Analysing terrain data
The exposure grade describes the potential consequences of falling or slipping off the path.
Low Exposure: The path is on completely flat land and potential injury is limited to falling over.
Medium Exposure: The trail contains some obstacles such as outcroppings and rock which could cause injury.
High Exposure: Some trail sections have exposed ledges or steep ascents/descents where falling could cause serious injury.
Extreme Exposure: Some trail sections are extremely exposed where falling will almost certainly result in serious injury or death.
This route has technical and demanding trails, amazing views and reaches so far into the wilderness you won't want to come back.
It is 64km long with 1600m ascent and just 1km on tarmac.
It's a tough, long and demanding route that will test the very best riders and reward them with an experience they will never forget.
Biking back home just won't be the same again! Start in Fort William and head up Glen Nevis to the Braveheart car park.
This little bit of road will be just enough to get the legs spinning before the long easy climb up to Dun Deardail, the ancient vitrified fort on the West Highland Way.
It's forest road all the way up with great views over Glen Nevis and Ben Nevis on the other side.
Take a wee detour to visit Dun Deardail before finding the single track path of the West Highland Way heading southwest to Blar a'Chaorainn.
The trail is a walkers route and might have one or two people on it but there are not many cross drains and the riding is nicely technical without being too tricky or too steep.
Watch out for a little bridge and wooden steps but it's all rideable otherwise. From Blar a'Chaorainn the trail widens and is less technical as it heads first south then east towards Kinlochleven.
There is such a big feel to this section of riding so take your time and soak up the atmosphere and the water in the stream crossings.
It's gently up hill to the big saddle near Tigh na Sleubhaich and fast down the other side until you are above the village of Kinlochleven.
The West Highland Way drops down into the village and if you want a bit more of a workout head down this as an optional extra.
It's one of the best, technical and rocky descents on the west coast which feels even harder after the work done to get there from Fort William.
The normal route continues on the double track to Mamore Lodge which you can reach by a steep climb from the loch side if you went for the optional extra loop. A long, steady climb past Mamore Lodge on double track heads east to the shore of Loch Eilde Mor.
Make sure you look over your shoulder as you climb up for one of the best views in Scotland, down onto the fjord-like Loch Leven with beautiful peaks on both sides.
There is a short and fast descent to Loch Eilde Mor which is followed northeast to its end.
Double track carries on all the way to Luibielt, heading north now and to a major river crossing.
In summer months and after dry weather there is no concern at all with the river crossing if you don't mind getting wet feet.
However during rain or when the winter snow is melting fast this river is impossible to cross safely. Take a break here because it's hard work going up the single track northwards next to the Allt nan Fang to the next col and the highest point of the whole circuit.
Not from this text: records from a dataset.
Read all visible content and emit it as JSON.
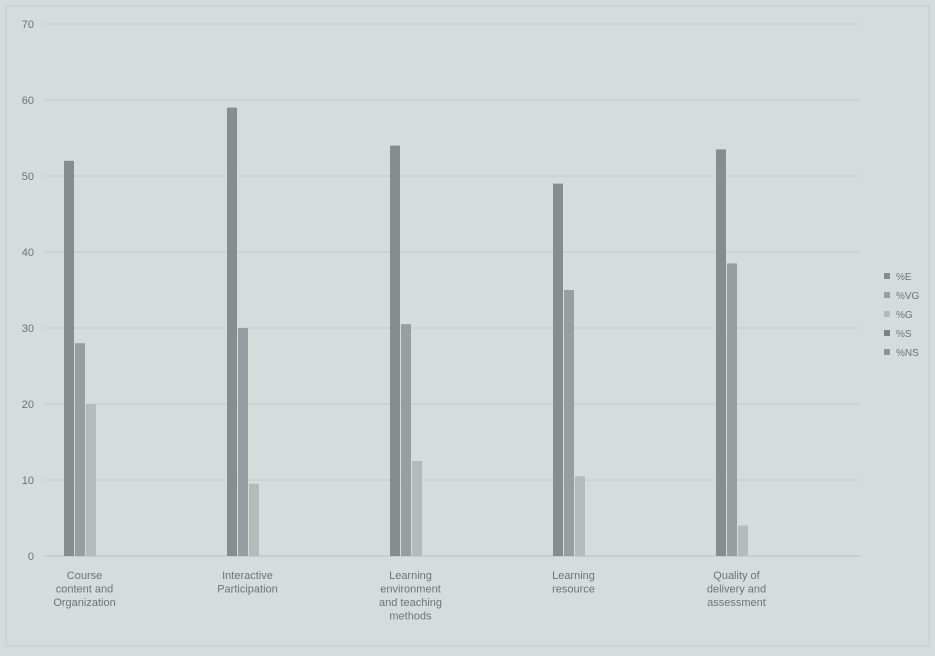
{
  "chart_data": {
    "type": "bar",
    "title": "",
    "xlabel": "",
    "ylabel": "",
    "ylim": [
      0,
      70
    ],
    "yticks": [
      0,
      10,
      20,
      30,
      40,
      50,
      60,
      70
    ],
    "grid": true,
    "legend_position": "right",
    "categories": [
      [
        "Course",
        "content and",
        "Organization"
      ],
      [
        "Interactive",
        "Participation"
      ],
      [
        "Learning",
        "environment",
        "and teaching",
        "methods"
      ],
      [
        "Learning",
        "resource"
      ],
      [
        "Quality of",
        "delivery and",
        "assessment"
      ]
    ],
    "series": [
      {
        "name": "%E",
        "color": "#868d8e",
        "values": [
          52,
          59,
          54,
          49,
          53.5
        ]
      },
      {
        "name": "%VG",
        "color": "#979e9f",
        "values": [
          28,
          30,
          30.5,
          35,
          38.5
        ]
      },
      {
        "name": "%G",
        "color": "#b5bbbb",
        "values": [
          20,
          9.5,
          12.5,
          10.5,
          4
        ]
      },
      {
        "name": "%S",
        "color": "#7b8283",
        "values": [
          0,
          0,
          0,
          0,
          0
        ]
      },
      {
        "name": "%NS",
        "color": "#8e9596",
        "values": [
          0,
          0,
          0,
          0,
          0
        ]
      }
    ]
  }
}
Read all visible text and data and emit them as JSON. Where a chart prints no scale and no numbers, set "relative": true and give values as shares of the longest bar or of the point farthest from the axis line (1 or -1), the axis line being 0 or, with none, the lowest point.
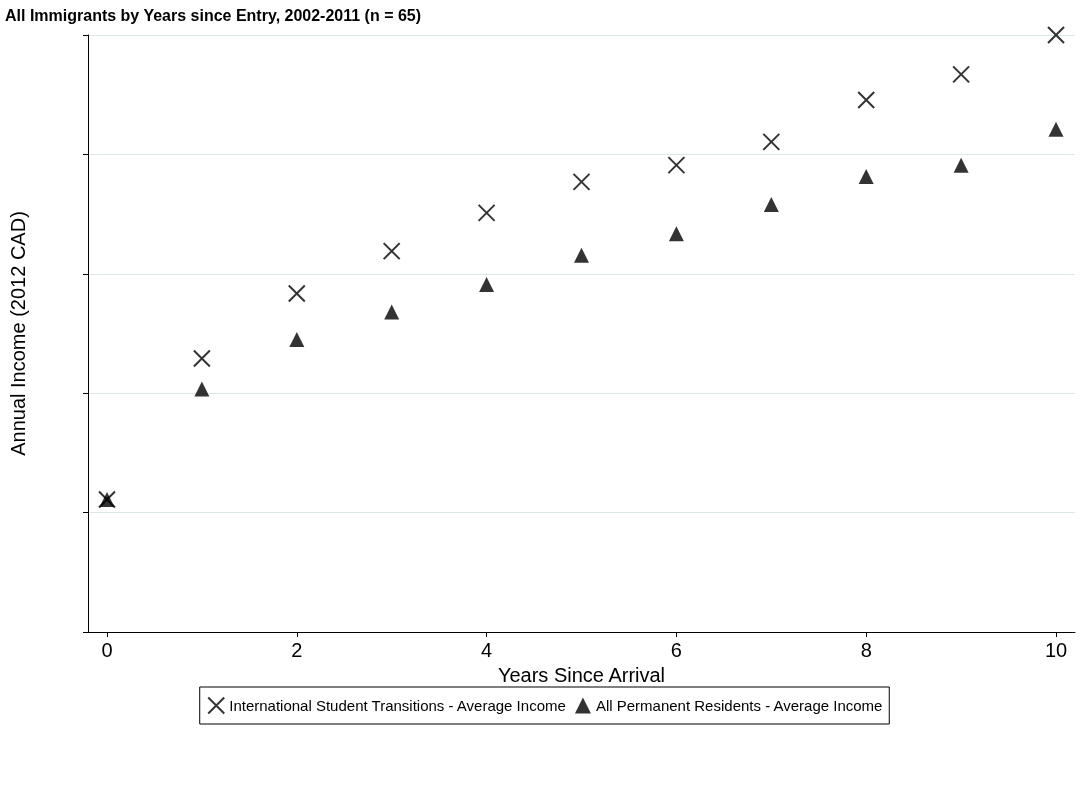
{
  "chart_data": {
    "type": "scatter",
    "title": "All Immigrants by Years since Entry, 2002-2011 (n = 65)",
    "xlabel": "Years Since Arrival",
    "ylabel": "Annual Income (2012 CAD)",
    "relative": true,
    "x": [
      0,
      1,
      2,
      3,
      4,
      5,
      6,
      7,
      8,
      9,
      10
    ],
    "xlim": [
      -0.2,
      10.2
    ],
    "xticks": [
      0,
      2,
      4,
      6,
      8,
      10
    ],
    "grid": "y",
    "legend": "bottom",
    "series": [
      {
        "name": "International Student Transitions - Average Income",
        "color": "#000000",
        "marker": "cross",
        "values": [
          0.222,
          0.458,
          0.567,
          0.638,
          0.702,
          0.754,
          0.782,
          0.821,
          0.891,
          0.934,
          1
        ]
      },
      {
        "name": "All Permanent Residents - Average Income",
        "color": "#000000",
        "marker": "triangle",
        "values": [
          0.222,
          0.407,
          0.49,
          0.536,
          0.582,
          0.631,
          0.667,
          0.716,
          0.763,
          0.782,
          0.842
        ]
      }
    ]
  }
}
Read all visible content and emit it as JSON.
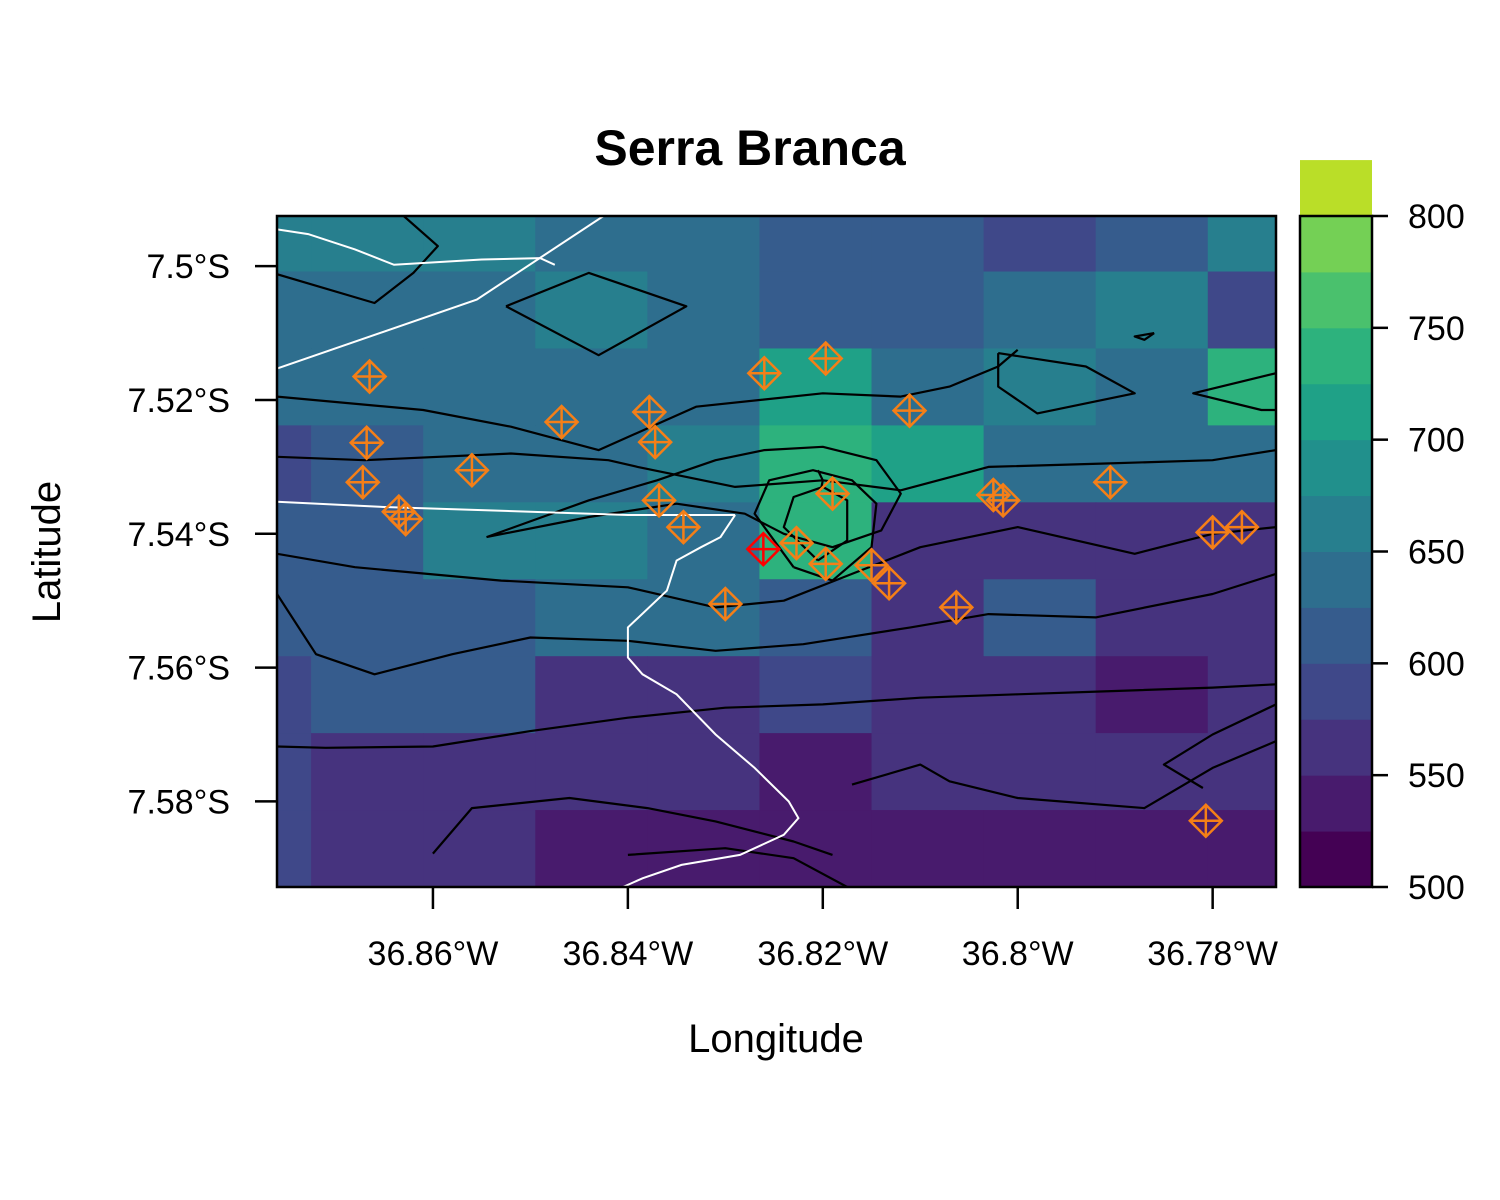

It's probably not worth riding the short level sections between each steeper bit so just shoulder your bike and carry it up all the way.
Be happy though because the reward is amazing single track riding down the other side in the remotest part of the country you can imagine.
This is no place to rip a side wall or mush your rear mech.
The trail is a delight to ride, not too hard but skinny single track, and with natural features you need to be switched on.
It opens out a little in the run down to Lairig Leachach bothy but still great fun riding and another stream crossing. From the bothy it's smooth double track riding over a slight rise before a long, long and very fast descent all the way to the edge of Leanachan Forest.
After a few hours of averaging just a few km per hour, this descent will bump up the average speed nicely.
Make sure you look out for the Wee Minister on the way down but don't get too carried away as you need to turn left 1.5km before you get to Corriechoillie.
Give it a few minutes for the smile on your face to settle down before you head into the forest. Straightforward forest roads can now be followed southwest and then north to find the bridge over the river Cour.
New forest roads have been built over the last couple of years and they do not match the map perfectly but it's easy enough to find your way.
The nicest way home is to follow the bank of The Cour south all the way, gently up hill, to join the Puggy Line.
This is an old railway line used to build the aluminium smelter hydroelectric power supply and runs slightly down hill all the way to Nevis Range and then on to Fort William.
It passes The Witches Trails at Nevis Range and you can throw in a run down the World Cup Downhill jump line if you have the energy! Most people will follow the Puggy Line all the way to the back of the smelter, being grateful for the easy finish.
One last short section of road will bring you back to reality as you ride home, tired but very satisfied, into Fort William.